Punctuated only by furious cramming and borderline satisfaction that you’ve survived.

Only for that sensation to be depleted by the next semester.

I’ve rarely seen any students have a good time at universities, which speak to the piss-poor infrastructure that universities have created with their management and priorities. When there is a palatable sense of despondency around campus, you know instinctively there is something wrong.

COVID-19 finally paid the huge amount of karma that these institutions have long had coming with their gross malpractice of greed and poor infrastructure.

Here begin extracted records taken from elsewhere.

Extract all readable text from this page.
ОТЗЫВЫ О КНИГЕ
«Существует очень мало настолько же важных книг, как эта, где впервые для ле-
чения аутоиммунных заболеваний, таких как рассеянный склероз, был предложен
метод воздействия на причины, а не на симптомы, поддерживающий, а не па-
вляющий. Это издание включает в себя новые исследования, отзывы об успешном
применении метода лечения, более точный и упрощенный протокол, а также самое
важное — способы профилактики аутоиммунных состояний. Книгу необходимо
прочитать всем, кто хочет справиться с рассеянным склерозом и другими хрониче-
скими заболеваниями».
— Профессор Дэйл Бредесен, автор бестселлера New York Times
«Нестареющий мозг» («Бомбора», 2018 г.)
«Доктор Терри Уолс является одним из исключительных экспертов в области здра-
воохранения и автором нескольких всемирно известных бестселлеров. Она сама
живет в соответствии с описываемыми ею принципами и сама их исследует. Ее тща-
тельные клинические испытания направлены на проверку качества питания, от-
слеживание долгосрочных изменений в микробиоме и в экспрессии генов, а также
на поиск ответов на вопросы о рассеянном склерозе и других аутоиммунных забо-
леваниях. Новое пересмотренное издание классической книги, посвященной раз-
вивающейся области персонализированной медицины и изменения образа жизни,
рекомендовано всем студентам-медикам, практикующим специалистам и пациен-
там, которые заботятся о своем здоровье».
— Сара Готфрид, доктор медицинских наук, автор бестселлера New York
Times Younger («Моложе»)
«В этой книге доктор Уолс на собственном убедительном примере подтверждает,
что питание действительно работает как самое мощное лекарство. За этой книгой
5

Too long have they relied on international students to keep their coffers full and continue their slide into mediocrity.

I am immensely pleased to see such “education camps” suffer, because they’ve made students and their families suffer for so long, dashed so many dreams and left so many young people broken, with their bullshit anti-consumer practices.

To see this multi-million dollar bastard that has ruined so many people’s potential, start to crumble, is easily one of my greatest pleasures out of this pandemic.

Sincerely, I hope that this is a time for them to reflect on their own failures, and how all their poor decisions has led to this moment.

Universities represent an shining example of how globalism and poor infrastructure in context of self reliance and self-sufficiency has crippled how we conduct business.

COVID-19 needs to be seen as a lesson to start focusing inwards, improving on ourselves, before we can start addressing other nations’ issues. There are still a lot of problems, beyond our shitty education sector that we need to get answers for.

Climate change, land use, natural disasters, urbanisation, population growth, declining standard of living, our own human rights treatment, and how we can actually get a Prime Minister similar to NZ’s Jacinda Ardern are easily some of the most contentious issues plaguing our society at the moment.

All of which have taken a backseat to our need to somehow appease China and the US at the same time, without ever showing how spineless we are.

At the very least, our PM has slowly stiffened his resolve against China and are now openly calling for investigations into their affairs.

I just wished he did it when we seemed stronger.

Australia has so much to offer its own denizens. We could easily be one of the most autonomous and self-governing countries in the world, with our identity forged by our own success and abilities.

But instead, we are subservient to the world, never really pushing our limits and crippled by poor leadership and infrastructure.

If we are ever to grow, we need to really focus on ourselves and our future, instead of allowing the world to dictate what they are to us.